I have nothing to add other than to say this is an amazingly well written and well-thought out post. Thank you for writing it.

Of all the blogs I read, this one is top on my list because a lot of times, it offers a viewpoint or perspective I had not thought of at all and makes me question stuff from different angles.

Not to be a “Nigel,” or anything, but I really knew very little about feminism; like, actual, established feminism, until I was radicalized by my wife needing an abortion for a trisome 18 pregnancy and having to find new, unfamiliar, doctors across the state to get it done. And then, after having two daughters that mean the whole universe to me, seeing the world they are going to have, it made me want to learn more.

Your writing and viewpoints have completely “won” a bunch of arguments in that Platonic Ideal Form sense for me, all over the place and made me appreciate the idea of feminism as something more concrete and important than the loose collection of impressions I had about before. So please, keep on keepin’ on, as you ARE influencing undecideds out there, even if they don’t always comment about it.

I just avoid when you talk music, is all.

smile

Comment #61: jdobbin  on  03/04  at  04:17 PM

@libdevil #17 - Interestingly, a recent Pew poll found that socialism now has a 36% approval rating.  In the same poll the Tea Party drew 35%.  Your own efforts notwithstanding, socialism isn’t really out there promoting itself very much, and yet, here it is slightly edging out the teabaggers who are being pushed at us from every angle by a well-funded noise machine.  I think you’re definitely onto something with Overton’s Window and not shying away from the dreaded S word.

Comment #62: DonnaDiva  on  03/04  at  04:56 PM

@Ursula #55 -  Yep.  At this point the discussion needs to be be “what kind of big government do we want?” Cuz with 310 million people there’s no way of getting around it being big.  I prefer a democratic form by and for the people with accountability and where I have a vote and a voice.  Much nicer than corporate fascism.

Comment #63: DonnaDiva  on  03/04  at  05:12 PM

Unfortunately, so much of our society and culture is structured on seeing those who openly voice their disagreement with someone asserting a popular position in a given group/society as “disrespectful”,
“mean”, or even “uncivilized/ignorant of proper etiquette”.....especially if they’re right and going against majority ideology. 

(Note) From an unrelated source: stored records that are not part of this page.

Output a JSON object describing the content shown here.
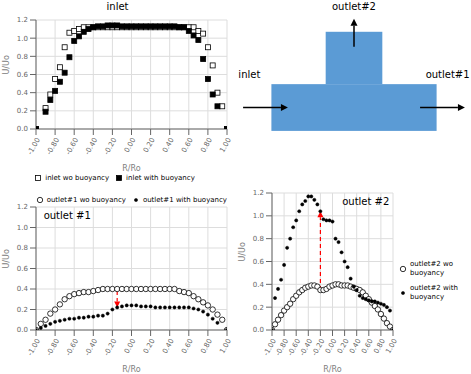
{
  "chart_data": [
    {
      "type": "scatter",
      "title": "inlet",
      "x_label": "R/Ro",
      "y_label": "U/Uo",
      "xlim": [
        -1.0,
        1.0
      ],
      "ylim": [
        0,
        1.2
      ],
      "xticks": [
        {
          "value": -1.0,
          "label": "-1.00"
        },
        {
          "value": -0.8,
          "label": "-0.80"
        },
        {
          "value": -0.6,
          "label": "-0.60"
        },
        {
          "value": -0.4,
          "label": "-0.40"
        },
        {
          "value": -0.2,
          "label": "-0.20"
        },
        {
          "value": 0.0,
          "label": "0.00"
        },
        {
          "value": 0.2,
          "label": "0.20"
        },
        {
          "value": 0.4,
          "label": "0.40"
        },
        {
          "value": 0.6,
          "label": "0.60"
        },
        {
          "value": 0.8,
          "label": "0.80"
        },
        {
          "value": 1.0,
          "label": "1.00"
        }
      ],
      "yticks": [
        {
          "value": 0,
          "label": "0.0"
        },
        0.2,
        0.4,
        0.6,
        0.8,
        {
          "value": 1,
          "label": "1.0"
        },
        1.2
      ],
      "grid": true,
      "legend": "lower center",
      "series": [
        {
          "name": "inlet wo buoyancy",
          "color": "#000000",
          "marker": "open-square",
          "x": [
            -1.0,
            -0.9,
            -0.85,
            -0.8,
            -0.75,
            -0.7,
            -0.65,
            -0.6,
            -0.55,
            -0.5,
            -0.45,
            -0.4,
            -0.35,
            -0.3,
            -0.25,
            -0.2,
            -0.15,
            -0.1,
            -0.05,
            0.0,
            0.05,
            0.1,
            0.15,
            0.2,
            0.25,
            0.3,
            0.35,
            0.4,
            0.45,
            0.5,
            0.55,
            0.6,
            0.65,
            0.7,
            0.75,
            0.8,
            0.85,
            0.9,
            0.95,
            1.0
          ],
          "values": [
            0.0,
            0.23,
            0.38,
            0.55,
            0.68,
            0.9,
            1.06,
            1.08,
            1.1,
            1.12,
            1.12,
            1.12,
            1.12,
            1.12,
            1.12,
            1.12,
            1.12,
            1.12,
            1.12,
            1.12,
            1.12,
            1.12,
            1.12,
            1.12,
            1.12,
            1.12,
            1.12,
            1.12,
            1.12,
            1.12,
            1.12,
            1.12,
            1.12,
            1.08,
            1.05,
            0.9,
            0.7,
            0.4,
            0.25,
            0.0
          ]
        },
        {
          "name": "inlet with buoyancy",
          "color": "#000000",
          "marker": "square",
          "x": [
            -1.0,
            -0.9,
            -0.85,
            -0.8,
            -0.75,
            -0.7,
            -0.65,
            -0.6,
            -0.55,
            -0.5,
            -0.45,
            -0.4,
            -0.35,
            -0.3,
            -0.25,
            -0.2,
            -0.15,
            -0.1,
            -0.05,
            0.0,
            0.05,
            0.1,
            0.15,
            0.2,
            0.25,
            0.3,
            0.35,
            0.4,
            0.45,
            0.5,
            0.55,
            0.6,
            0.65,
            0.7,
            0.75,
            0.8,
            0.85,
            0.9,
            1.0
          ],
          "values": [
            0.0,
            0.19,
            0.32,
            0.42,
            0.52,
            0.62,
            0.79,
            0.97,
            1.02,
            1.07,
            1.1,
            1.12,
            1.13,
            1.13,
            1.14,
            1.14,
            1.14,
            1.13,
            1.13,
            1.13,
            1.13,
            1.13,
            1.13,
            1.13,
            1.13,
            1.13,
            1.13,
            1.13,
            1.13,
            1.12,
            1.12,
            1.08,
            1.03,
            0.98,
            0.77,
            0.55,
            0.38,
            0.25,
            0.0
          ]
        }
      ]
    },
    {
      "type": "diagram",
      "color": "#5b9bd5",
      "annotations": [
        "inlet",
        "outlet#1",
        "outlet#2"
      ]
    },
    {
      "type": "scatter",
      "x_label": "R/Ro",
      "y_label": "U/Uo",
      "xlim": [
        -1.0,
        1.0
      ],
      "ylim": [
        0,
        1.2
      ],
      "xticks": [
        {
          "value": -1.0,
          "label": "-1.00"
        },
        {
          "value": -0.8,
          "label": "-0.80"
        },
        {
          "value": -0.6,
          "label": "-0.60"
        },
        {
          "value": -0.4,
          "label": "-0.40"
        },
        {
          "value": -0.2,
          "label": "-0.20"
        },
        {
          "value": 0.0,
          "label": "0.00"
        },
        {
          "value": 0.2,
          "label": "0.20"
        },
        {
          "value": 0.4,
          "label": "0.40"
        },
        {
          "value": 0.6,
          "label": "0.60"
        },
        {
          "value": 0.8,
          "label": "0.80"
        },
        {
          "value": 1.0,
          "label": "1.00"
        }
      ],
      "yticks": [
        {
          "value": 0,
          "label": "0.0"
        },
        0.2,
        0.4,
        0.6,
        0.8,
        {
          "value": 1,
          "label": "1.0"
        },
        1.2
      ],
      "grid": true,
      "legend": "upper right",
      "annotations": [
        "outlet #1"
      ],
      "arrows": [
        {
          "from": [
            -0.15,
            0.38
          ],
          "to": [
            -0.15,
            0.22
          ],
          "color": "#ff0000",
          "line_style": "dashed"
        }
      ],
      "series": [
        {
          "name": "outlet#1 wo buoyancy",
          "color": "#000000",
          "marker": "open-circle",
          "x": [
            -1.0,
            -0.95,
            -0.9,
            -0.85,
            -0.8,
            -0.75,
            -0.7,
            -0.65,
            -0.6,
            -0.55,
            -0.5,
            -0.45,
            -0.4,
            -0.35,
            -0.3,
            -0.25,
            -0.2,
            -0.15,
            -0.1,
            -0.05,
            0.0,
            0.05,
            0.1,
            0.15,
            0.2,
            0.25,
            0.3,
            0.35,
            0.4,
            0.45,
            0.5,
            0.55,
            0.6,
            0.65,
            0.7,
            0.75,
            0.8,
            0.85,
            0.9,
            0.95,
            1.0
          ],
          "values": [
            0.0,
            0.06,
            0.1,
            0.16,
            0.2,
            0.25,
            0.3,
            0.33,
            0.35,
            0.36,
            0.37,
            0.37,
            0.38,
            0.39,
            0.4,
            0.4,
            0.4,
            0.4,
            0.4,
            0.4,
            0.4,
            0.4,
            0.4,
            0.4,
            0.4,
            0.4,
            0.4,
            0.4,
            0.4,
            0.4,
            0.38,
            0.37,
            0.36,
            0.33,
            0.3,
            0.27,
            0.24,
            0.2,
            0.15,
            0.1,
            0.0
          ]
        },
        {
          "name": "outlet#1 with buoyancy",
          "color": "#000000",
          "marker": "dot",
          "x": [
            -1.0,
            -0.95,
            -0.9,
            -0.85,
            -0.8,
            -0.75,
            -0.7,
            -0.65,
            -0.6,
            -0.55,
            -0.5,
            -0.45,
            -0.4,
            -0.35,
            -0.3,
            -0.25,
            -0.2,
            -0.15,
            -0.1,
            -0.05,
            0.0,
            0.05,
            0.1,
            0.15,
            0.2,
            0.25,
            0.3,
            0.35,
            0.4,
            0.45,
            0.5,
            0.55,
            0.6,
            0.65,
            0.7,
            0.75,
            0.8,
            0.85,
            0.9,
            1.0
          ],
          "values": [
            0.0,
            0.02,
            0.04,
            0.06,
            0.08,
            0.09,
            0.1,
            0.11,
            0.11,
            0.12,
            0.12,
            0.13,
            0.13,
            0.14,
            0.14,
            0.16,
            0.2,
            0.22,
            0.23,
            0.24,
            0.24,
            0.24,
            0.23,
            0.23,
            0.23,
            0.22,
            0.22,
            0.22,
            0.22,
            0.22,
            0.22,
            0.22,
            0.22,
            0.21,
            0.2,
            0.18,
            0.15,
            0.11,
            0.07,
            0.0
          ]
        }
      ]
    },
    {
      "type": "scatter",
      "x_label": "R/Ro",
      "y_label": "U/Uo",
      "xlim": [
        -1.0,
        1.0
      ],
      "ylim": [
        0,
        1.2
      ],
      "xticks": [
        {
          "value": -1.0,
          "label": "-1.00"
        },
        {
          "value": -0.8,
          "label": "-0.80"
        },
        {
          "value": -0.6,
          "label": "-0.60"
        },
        {
          "value": -0.4,
          "label": "-0.40"
        },
        {
          "value": -0.2,
          "label": "-0.20"
        },
        {
          "value": 0.0,
          "label": "0.00"
        },
        {
          "value": 0.2,
          "label": "0.20"
        },
        {
          "value": 0.4,
          "label": "0.40"
        },
        {
          "value": 0.6,
          "label": "0.60"
        },
        {
          "value": 0.8,
          "label": "0.80"
        },
        {
          "value": 1.0,
          "label": "1.00"
        }
      ],
      "yticks": [
        {
          "value": 0,
          "label": "0.0"
        },
        0.2,
        0.4,
        0.6,
        0.8,
        {
          "value": 1,
          "label": "1.0"
        },
        1.2
      ],
      "grid": true,
      "legend": "center right",
      "annotations": [
        "outlet #2"
      ],
      "arrows": [
        {
          "from": [
            -0.2,
            0.35
          ],
          "to": [
            -0.2,
            1.04
          ],
          "color": "#ff0000",
          "line_style": "dashed"
        }
      ],
      "series": [
        {
          "name": "outlet#2 wo buoyancy",
          "color": "#000000",
          "marker": "open-circle",
          "x": [
            -1.0,
            -0.95,
            -0.9,
            -0.85,
            -0.8,
            -0.75,
            -0.7,
            -0.65,
            -0.6,
            -0.55,
            -0.5,
            -0.45,
            -0.4,
            -0.35,
            -0.3,
            -0.25,
            -0.2,
            -0.15,
            -0.1,
            -0.05,
            0.0,
            0.05,
            0.1,
            0.15,
            0.2,
            0.25,
            0.3,
            0.35,
            0.4,
            0.45,
            0.5,
            0.55,
            0.6,
            0.65,
            0.7,
            0.75,
            0.8,
            0.85,
            0.9,
            0.95,
            1.0
          ],
          "values": [
            0.0,
            0.05,
            0.09,
            0.13,
            0.17,
            0.2,
            0.23,
            0.27,
            0.3,
            0.33,
            0.35,
            0.37,
            0.38,
            0.39,
            0.39,
            0.38,
            0.35,
            0.35,
            0.36,
            0.38,
            0.39,
            0.4,
            0.4,
            0.39,
            0.39,
            0.39,
            0.38,
            0.37,
            0.36,
            0.35,
            0.33,
            0.3,
            0.27,
            0.24,
            0.21,
            0.18,
            0.14,
            0.1,
            0.06,
            0.03,
            0.0
          ]
        },
        {
          "name": "outlet#2 with buoyancy",
          "color": "#000000",
          "marker": "dot",
          "x": [
            -1.0,
            -0.95,
            -0.9,
            -0.85,
            -0.8,
            -0.75,
            -0.7,
            -0.65,
            -0.6,
            -0.55,
            -0.5,
            -0.45,
            -0.4,
            -0.35,
            -0.3,
            -0.25,
            -0.2,
            -0.15,
            -0.1,
            -0.05,
            0.0,
            0.05,
            0.1,
            0.15,
            0.2,
            0.25,
            0.3,
            0.35,
            0.4,
            0.45,
            0.5,
            0.55,
            0.6,
            0.65,
            0.7,
            0.75,
            0.8,
            0.85,
            0.9,
            0.95,
            1.0
          ],
          "values": [
            0.0,
            0.28,
            0.36,
            0.44,
            0.57,
            0.72,
            0.8,
            0.9,
            0.96,
            1.04,
            1.1,
            1.13,
            1.17,
            1.17,
            1.14,
            1.1,
            1.04,
            0.97,
            0.96,
            0.96,
            0.95,
            0.8,
            0.77,
            0.68,
            0.6,
            0.55,
            0.45,
            0.38,
            0.35,
            0.3,
            0.28,
            0.27,
            0.26,
            0.25,
            0.25,
            0.24,
            0.23,
            0.22,
            0.2,
            0.17,
            0.0
          ]
        }
      ]
    }
  ]
}
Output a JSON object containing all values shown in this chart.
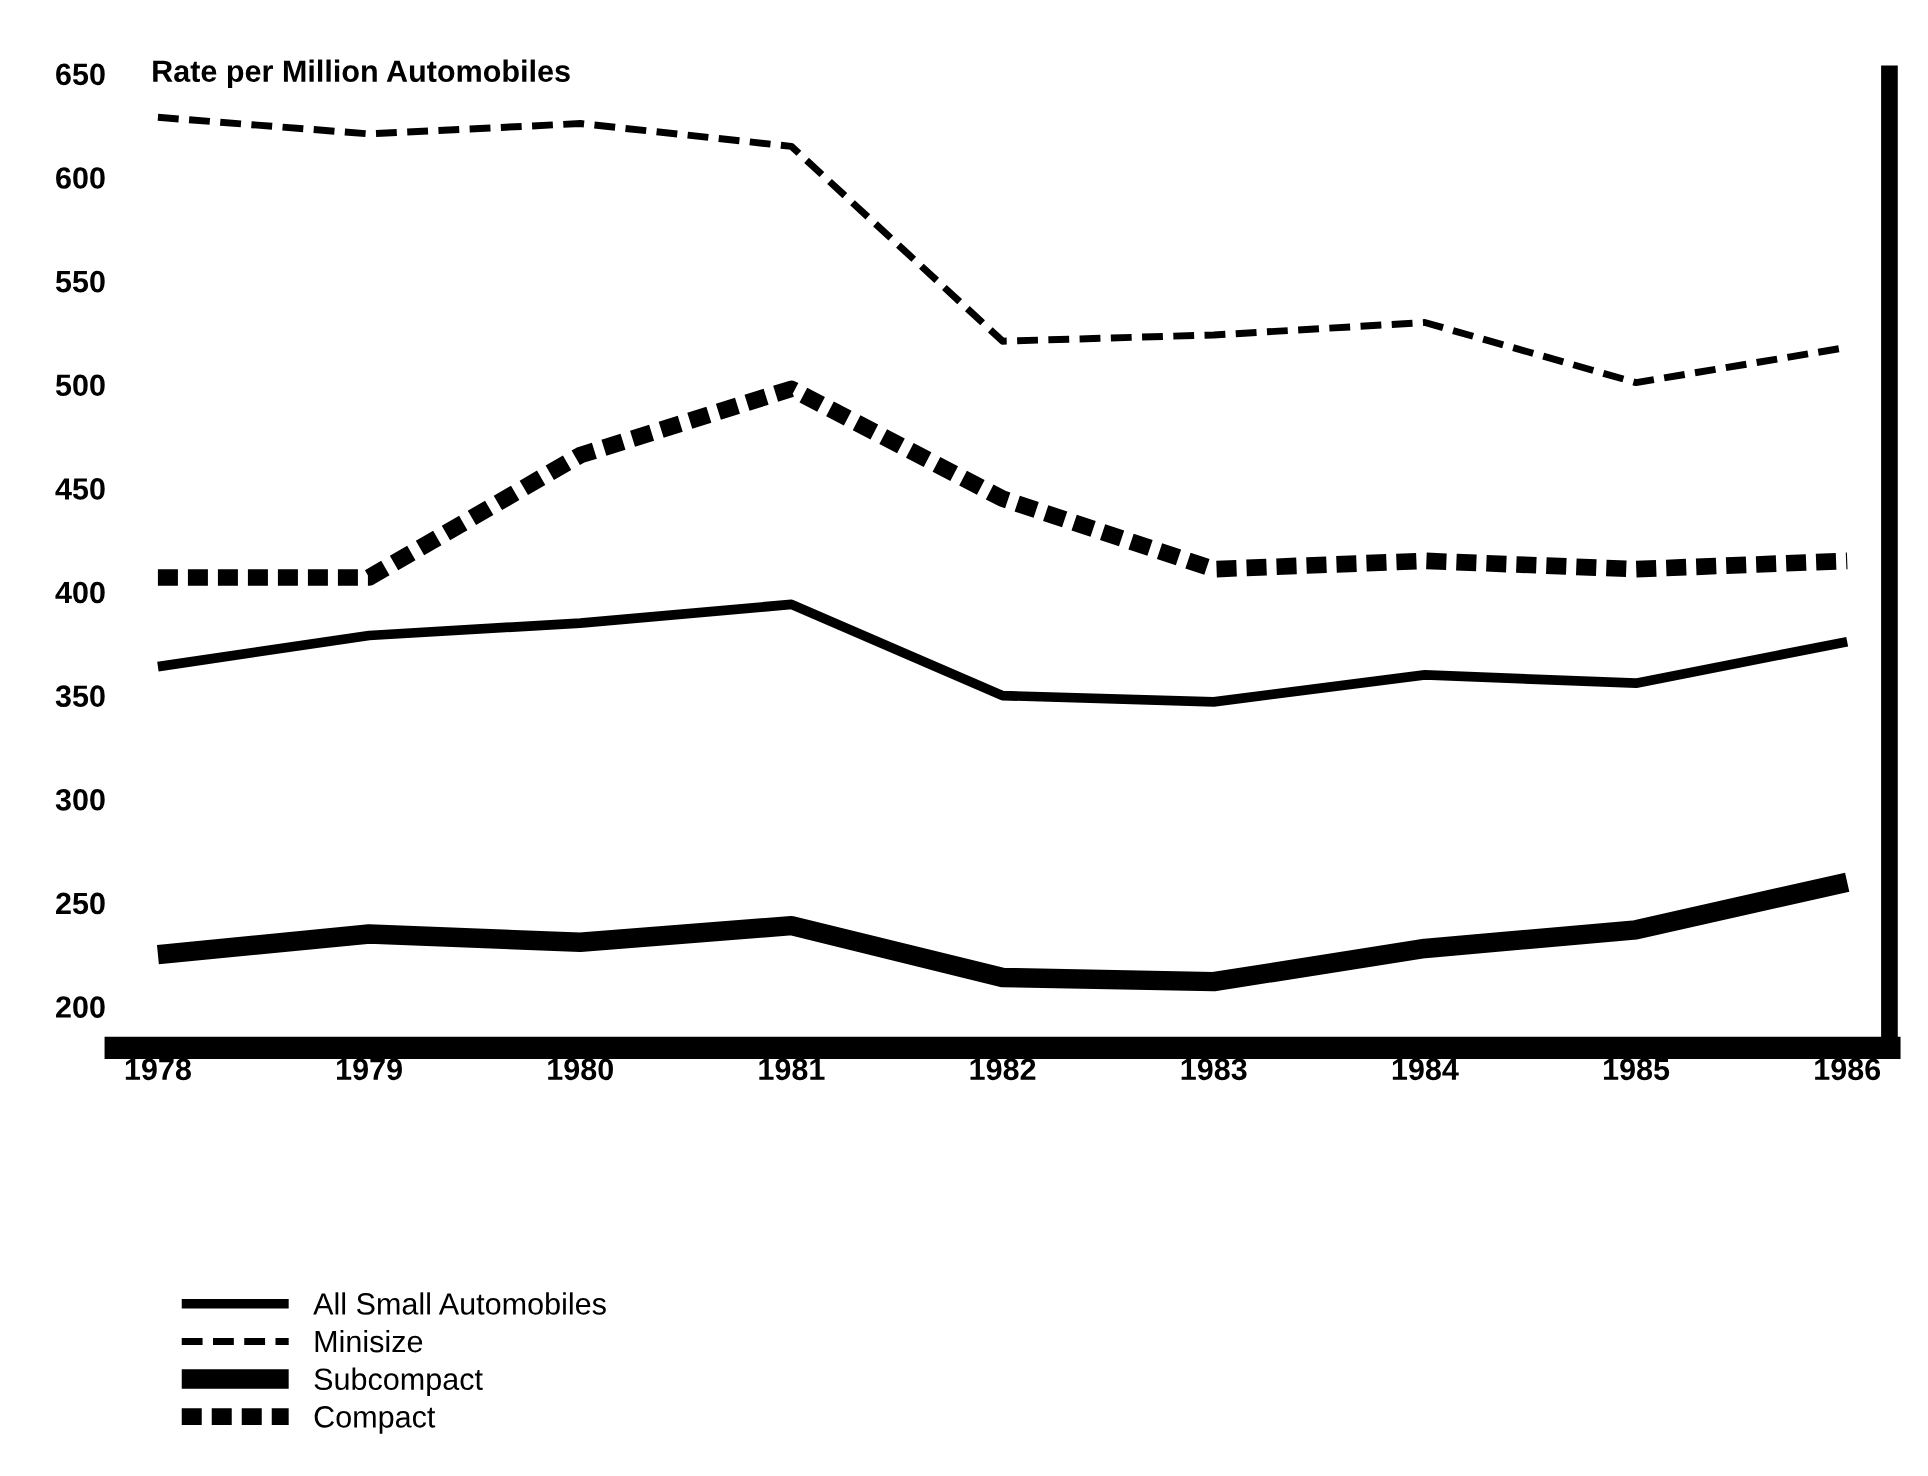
{
  "chart_data": {
    "type": "line",
    "ylabel": "Rate per Million Automobiles",
    "x": [
      1978,
      1979,
      1980,
      1981,
      1982,
      1983,
      1984,
      1985,
      1986
    ],
    "series": [
      {
        "name": "All Small Automobiles",
        "color": "#000000",
        "line_style": "solid",
        "values": [
          364,
          379,
          385,
          394,
          350,
          347,
          360,
          356,
          376
        ]
      },
      {
        "name": "Minisize",
        "color": "#000000",
        "line_style": "dashed",
        "values": [
          629,
          621,
          626,
          615,
          521,
          524,
          530,
          501,
          518
        ]
      },
      {
        "name": "Subcompact",
        "color": "#000000",
        "line_style": "solid",
        "values": [
          225,
          235,
          231,
          239,
          214,
          212,
          228,
          237,
          260
        ]
      },
      {
        "name": "Compact",
        "color": "#000000",
        "line_style": "dotted",
        "values": [
          407,
          407,
          466,
          498,
          445,
          411,
          415,
          411,
          415
        ]
      }
    ],
    "xlim": [
      1977.8,
      1986.2
    ],
    "ylim": [
      180,
      650
    ],
    "xticks": [
      1978,
      1979,
      1980,
      1981,
      1982,
      1983,
      1984,
      1985,
      1986
    ],
    "yticks": [
      200,
      250,
      300,
      350,
      400,
      450,
      500,
      550,
      600,
      650
    ],
    "grid": false,
    "legend": "bottom left",
    "marker": "none"
  }
}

Experienced having all of those words being used to label me in college when I tried to correct a left-wing equivalent of a teabagger who was pulling a David Irving regarding the Great Leap Forward and the Cultural Revolution.  Was especially galling as I had family who lived through and suffered during those periods of Chinese history and the fact most mainstream historians in both the US and China agreed those periods were disasters and not “overexaggerated events where no one suffered/died”.  Even the official historians of the Chinese Communist Party agrees those were disastrous mistakes. 

Those holding minority and correct opinions are expected to shut up and stew in silence to maintain harmony and “proper decorum”.  What’s worse is that I find this obsession with maintaining excessive civility especially common among those of the center-left and even the more lefty liberals.  Only lefties I know who don’t care about such things tend to be actual Marxists/Maoists….especially those at my college whose bluster, contempt for intellectualism, and incoherent argumentation skills are mirror images of fascists, authoritarians, libertarians, and teabaggers.

Comment #64: exholt  on  03/04  at  07:48 PM

Ursula@55: Penn Jillette is an absolute mega-size asshole.

Comment #65: kristin  on  03/04  at  09:45 PM

Calling them suckers is occasionally helpful, because it plants a seed.  The right wording is necessary, however: “if you think there are Death Panels you’re being fooled” is impotent, while “... you’re a sucker” can work.  Hard to put my finger on exactly what the difference is, but I think it’s the distinction between “you are a victim” and “you deserve to be mocked for your willful ignorance”.  People often can’t be convinced they’re victims, but they sure don’t want to be suckers, and suckers have the option of wising up.

Basically, if people take emotional satisfaction in a given stance, render that stance less emotionally satisfying.